What feels most contemporary about Virginia Woolf is the way it piggybacked on celebrity. Liz and Dick, as they were known, landed the lead movie roles, even though she had to put on 20 pounds and 20 years to play Martha. No matter. Ever since their affair on the set of Cleopatra, they were hot, a paparazzi magnet who jetted from posh Parisian hotels off to Mexico – they made Puerto Vallarta famous. The world knew about their drinking, their passionate sex (she called him her "little Welsh stallion") and their rip-roaring fights. Naturally, their fame, willfulness and self-absorption made them hard to handle on the set. Their stardom also made the movie a hit.
In the end, Burton gave a terrific performance and Taylor did better than expected – even winning an Oscar. Still, it's eerie watching them today. Their roles seem to predict the future in which they became the target of jokes, the once legendary beauty being mocked as a chubby, chicken-scarfing fool by John Belushi in drag, while Burton sank ever deeper into the persona of a drunken, self-hating cautionary tale about wasting one's talent.

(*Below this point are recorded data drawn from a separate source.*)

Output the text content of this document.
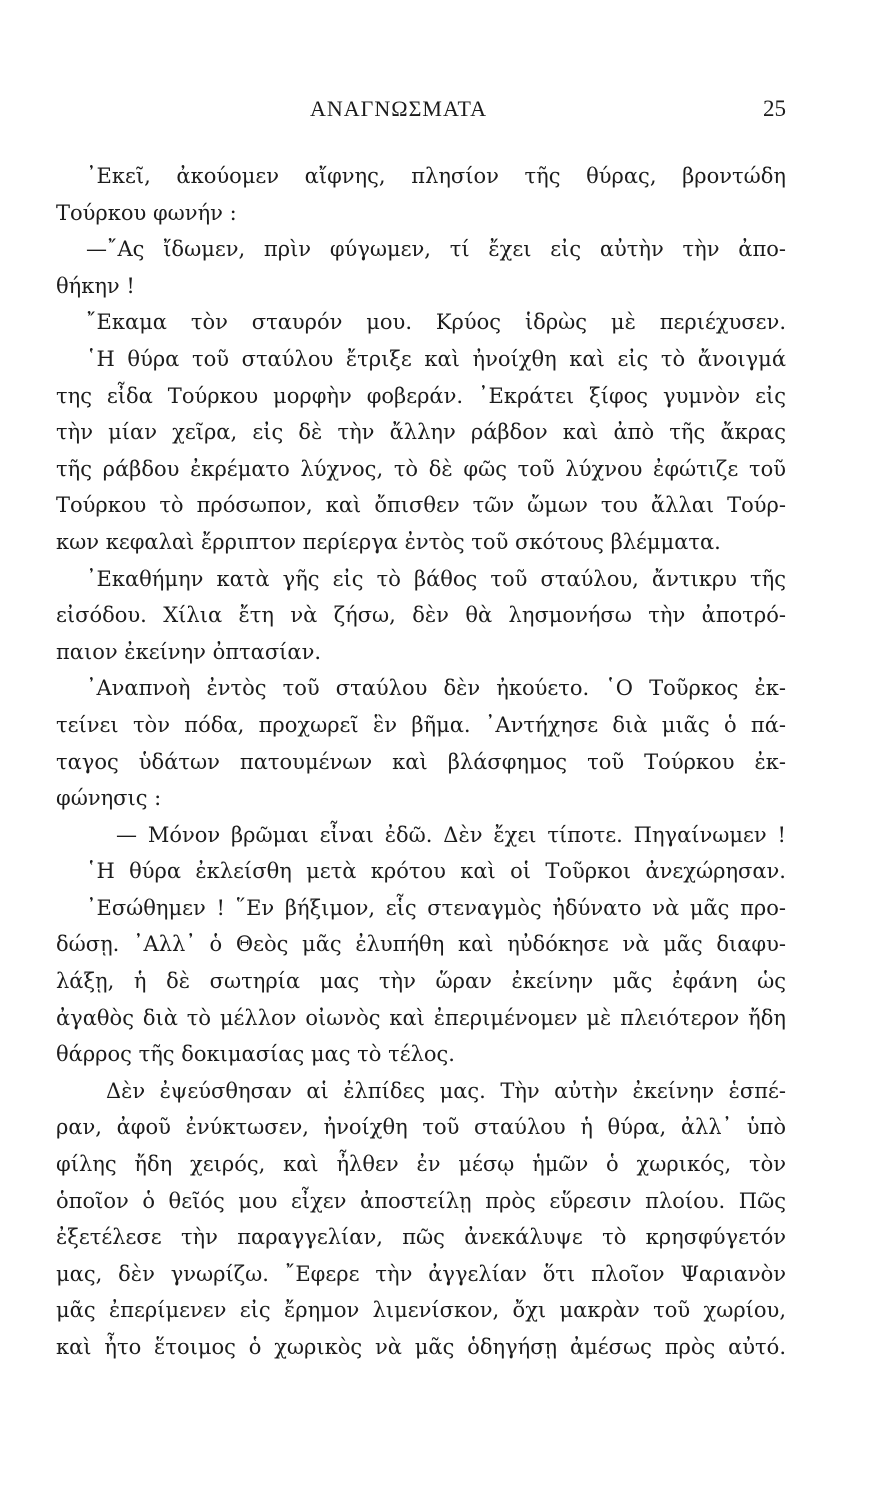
ΑΝΑΓΝΩΣΜΑΤΑ	25
᾿Εκεῖ, ἀκούομεν αἴφνης, πλησίον τῆς θύρας, βροντώδη
Τούρκου φωνήν :
—῎Ας ἴδωμεν, πρὶν φύγωμεν, τί ἔχει εἰς αὐτὴν τὴν ἀπο-
θήκην !
῎Εκαμα τὸν σταυρόν μου. Κρύος ἱδρὼς μὲ περιέχυσεν.
῾Η θύρα τοῦ σταύλου ἔτριξε καὶ ἠνοίχθη καὶ εἰς τὸ ἄνοιγμά
της εἶδα Τούρκου μορφὴν φοβεράν. ᾿Εκράτει ξίφος γυμνὸν εἰς
τὴν μίαν χεῖρα, εἰς δὲ τὴν ἄλλην ράβδον καὶ ἀπὸ τῆς ἄκρας
τῆς ράβδου ἐκρέματο λύχνος, τὸ δὲ φῶς τοῦ λύχνου ἐφώτιζε τοῦ
Τούρκου τὸ πρόσωπον, καὶ ὄπισθεν τῶν ὤμων του ἄλλαι Τούρ-
κων κεφαλαὶ ἔρριπτον περίεργα ἐντὸς τοῦ σκότους βλέμματα.
᾿Εκαθήμην κατὰ γῆς εἰς τὸ βάθος τοῦ σταύλου, ἄντικρυ τῆς
εἰσόδου. Χίλια ἔτη νὰ ζήσω, δὲν θὰ λησμονήσω τὴν ἀποτρό-
παιον ἐκείνην ὀπτασίαν.
᾿Αναπνοὴ ἐντὸς τοῦ σταύλου δὲν ἠκούετο. ῾Ο Τοῦρκος ἐκ-
τείνει τὸν πόδα, προχωρεῖ ἓν βῆμα. ᾿Αντήχησε διὰ μιᾶς ὁ πά-
ταγος ὑδάτων πατουμένων καὶ βλάσφημος τοῦ Τούρκου ἐκ-
φώνησις :
— Μόνον βρῶμαι εἶναι ἐδῶ. Δὲν ἔχει τίποτε. Πηγαίνωμεν !
῾Η θύρα ἐκλείσθη μετὰ κρότου καὶ οἱ Τοῦρκοι ἀνεχώρησαν.
᾿Εσώθημεν ! ῞Εν βήξιμον, εἷς στεναγμὸς ἠδύνατο νὰ μᾶς προ-
δώσῃ. ᾿Αλλ᾿ ὁ Θεὸς μᾶς ἐλυπήθη καὶ ηὐδόκησε νὰ μᾶς διαφυ-
λάξῃ, ἡ δὲ σωτηρία μας τὴν ὥραν ἐκείνην μᾶς ἐφάνη ὡς
ἀγαθὸς διὰ τὸ μέλλον οἰωνὸς καὶ ἐπεριμένομεν μὲ πλειότερον ἤδη
θάρρος τῆς δοκιμασίας μας τὸ τέλος.
Δὲν ἐψεύσθησαν αἱ ἐλπίδες μας. Τὴν αὐτὴν ἐκείνην ἑσπέ-
ραν, ἀφοῦ ἐνύκτωσεν, ἠνοίχθη τοῦ σταύλου ἡ θύρα, ἀλλ᾿ ὑπὸ
φίλης ἤδη χειρός, καὶ ἦλθεν ἐν μέσῳ ἡμῶν ὁ χωρικός, τὸν
ὁποῖον ὁ θεῖός μου εἶχεν ἀποστείλῃ πρὸς εὕρεσιν πλοίου. Πῶς
ἐξετέλεσε τὴν παραγγελίαν, πῶς ἀνεκάλυψε τὸ κρησφύγετόν
μας, δὲν γνωρίζω. ῎Εφερε τὴν ἀγγελίαν ὅτι πλοῖον Ψαριανὸν
μᾶς ἐπερίμενεν εἰς ἔρημον λιμενίσκον, ὄχι μακρὰν τοῦ χωρίου,
καὶ ἦτο ἕτοιμος ὁ χωρικὸς νὰ μᾶς ὁδηγήσῃ ἀμέσως πρὸς αὐτό.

Sad to say, we live in a culture bored by ordinary people. Liz and Dick were the prototypes of the parade of celebrity couples who now dominate public consciousness. Their stardom heightens the movie's profile the way Princess Di and Charles elevated the dreary British monarchy. Even the Super Bowl had a special tang this year because of Travis Kelce's relationship with another talented Taylor.
Who's Afraid of Virginia Woolf? is a great play and Gefter's a good writer. But if the movie had cast its original Broadway stars, Uta Hagen and Arthur Hill, I wouldn't be here talking about it.